Wasi Pillpi: nel cuore segreto della foresta nebulosa
A quindici minuti di cammino da Aguas Calientes, lungo la strada che sale verso la cittadella inca, un cancello di legno si apre su un mondo di mille colori. Il Giardino delle farfalle di Machu Picchu, chiamato Wasi Pillpi in lingua quechua, ospita una delle collezioni di farfalle più straordinarie del Sud America. Qui, all'interno del santuario naturale, volano oltre 400 specie, di cui circa un centinaio endemiche di quest'area della foresta nebulosa.
Perché questo santuario merita una sosta
Fondato nel 2006 dall'associazione locale Hijos del Sol de Machupicchu (figli del sole di Machu Picchu) e diretto dal biologo Leonardo Serrano Gutiérrez, questo centro di ricerca non è una semplice attrazione turistica. Si tratta di un laboratorio a cielo aperto dove scienza e conservazione si incontrano. Gli esemplari nati in cattività vengono infatti rilasciati nel santuario per rinforzare le popolazioni selvatiche.
Ogni biglietto d'ingresso finanzia direttamente la protezione di specie minacciate, come la rara Battus Madyes Monteban, una farfalla nera che si nutre esclusivamente di una pianta locale, l'Aristolochia Killipiana.
Per chi viaggia in famiglia, è un'esperienza didattica di grande valore che arricchisce la visita archeologica al Machu Picchu.

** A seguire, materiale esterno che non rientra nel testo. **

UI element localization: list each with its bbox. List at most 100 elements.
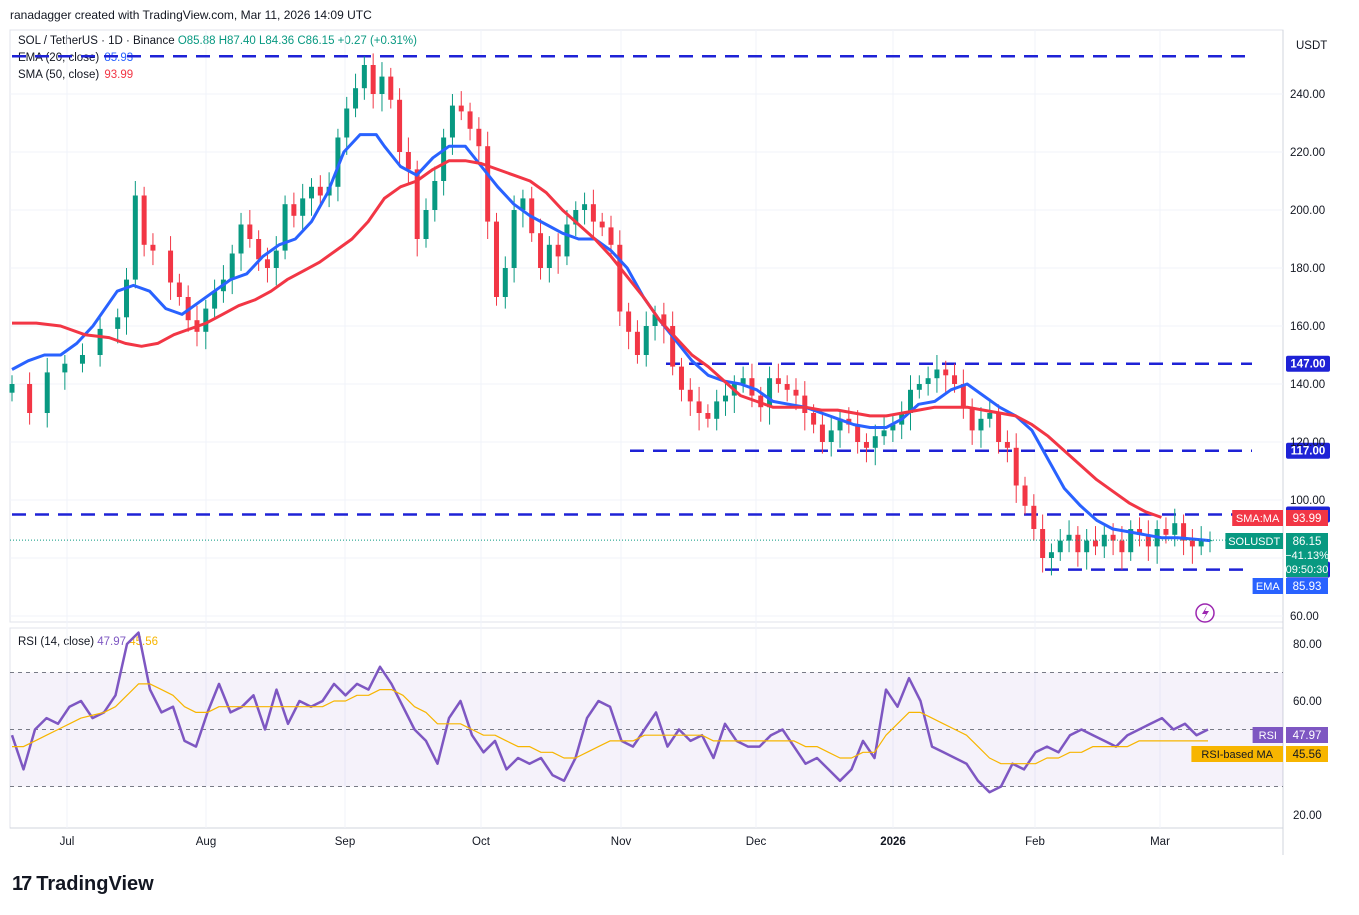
candle-body: [652, 314, 658, 326]
axis-labels: 60.00 80.00 100.00 120.00 140.00 160.00 180.00…: [60, 40, 1328, 848]
candle-body: [291, 204, 297, 216]
candle-body: [458, 105, 464, 112]
candle-body: [97, 328, 103, 355]
ema-tag-label: EMA: [1256, 581, 1281, 593]
level-tag-label: 147.00: [1290, 359, 1325, 371]
candle-body: [855, 424, 861, 442]
rsi-legend[interactable]: RSI (14, close) 47.97 45.56: [18, 636, 158, 648]
candle-body: [1013, 447, 1019, 486]
candle-body: [1040, 529, 1046, 558]
candle-body: [441, 137, 447, 181]
candle-body: [802, 395, 808, 413]
rsi-tag-value: 47.97: [1293, 730, 1322, 742]
sma-tag-label: SMA:MA: [1236, 513, 1280, 525]
candle-body: [379, 76, 385, 94]
ema-legend[interactable]: EMA (20, close) 85.93: [18, 52, 133, 64]
price-tick-label: 220.00: [1290, 147, 1325, 159]
candle-body: [599, 221, 605, 228]
rsi-tick-label: 20.00: [1293, 810, 1322, 822]
candle-body: [432, 181, 438, 210]
sma-tag-value-bg: [1286, 510, 1328, 526]
candle-body: [1172, 523, 1178, 535]
candle-body: [9, 384, 15, 393]
lightning-icon[interactable]: [1195, 603, 1215, 623]
candle-body: [168, 250, 174, 283]
candle-body: [661, 314, 667, 326]
attribution-text: ranadagger created with TradingView.com,…: [10, 8, 372, 22]
rsi-ma-line: [12, 683, 1208, 765]
tradingview-brand: TradingView: [36, 873, 154, 895]
candle-body: [229, 253, 235, 280]
candle-body: [872, 436, 878, 448]
candle-body: [784, 384, 790, 390]
candle-body: [714, 401, 720, 419]
candle-body: [335, 137, 341, 187]
candle-body: [388, 76, 394, 100]
candle-body: [678, 366, 684, 390]
last-price-tag-extra: −41.13%: [1285, 550, 1329, 562]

Il ciclo della metamorfosi sotto i tuoi occhi
Il percorso guidato di circa venti minuti svela i segreti della metamorfosi. Nella salle d'interprétation (sala didattica), pannelli informativi raccontano la biodiversità peruviana, il ruolo ecologico dei lepidotteri e le minacce che affrontano. Una collezione di oltre 100 esemplari naturalizzati introduce il visitatore al mondo che sta per scoprire.
Il laboratorio di allevamento
Dietro le vetrate, le larve mostrano strategie di sopravvivenza sorprendenti. Alcune sono spinose e velenose, altre si mimetizzano perfettamente per sembrare escrementi di uccello. Le crisalidi appaiono come piccoli gioielli, alcune dorate e altre traslucide. Con un po' di fortuna, potrai assistere alla schiusa, il momento in cui le ali ancora accartocciate si spiegano lentamente.
L'area di volo libero
L'apice della visita si raggiunge nella serra tropicale, dove le farfalle volano libere. Decine di specie si spostano tra i fiori: la maestosa farfalla civetta (Caligo) con i suoi ocelli che imitano gli occhi di un rapace, i morpho dal blu elettrico intenso, le heliconius con i loro motivi geometrici rossi e neri. Resta immobile per qualche istante e potresti scoprire che una farfalla ha scelto la tua spalla o la tua mano come punto di sosta.
Il consiglio dell'esperto: pianifica la visita tra le 8:00 e le 11:00 del mattino, quando le farfalle sono più attive e la luce filtra meglio attraverso la chioma degli alberi. Evita la stagione delle piogge, da ottobre a marzo, periodo in cui questi insetti tendono a restare più nascosti.
Un angolo di pace lungo il fiume Vilcanota
Dopo la visita guidata, concediti una pausa nella cafétéria thématique (bar tematico) affacciata sul río Vilcanota. Il rumore dell'acqua che scorre tra le rocce accompagna la degustazione di succhi di frutta tropicale fresca. È un punto di osservazione ideale per il birdwatching: potrai avvistare colibrì giganti, tangara colorati e, con un pizzico di fortuna, il tunki, il gallo di roccia arancione simbolo del Perù.
Un sentiero costeggia il fiume, perfetto per una breve passeggiata nella vegetazione rigogliosa. Ricorda di indossare pantaloni lunghi, poiché in questa zona umida le zanzare possono essere piuttosto attive.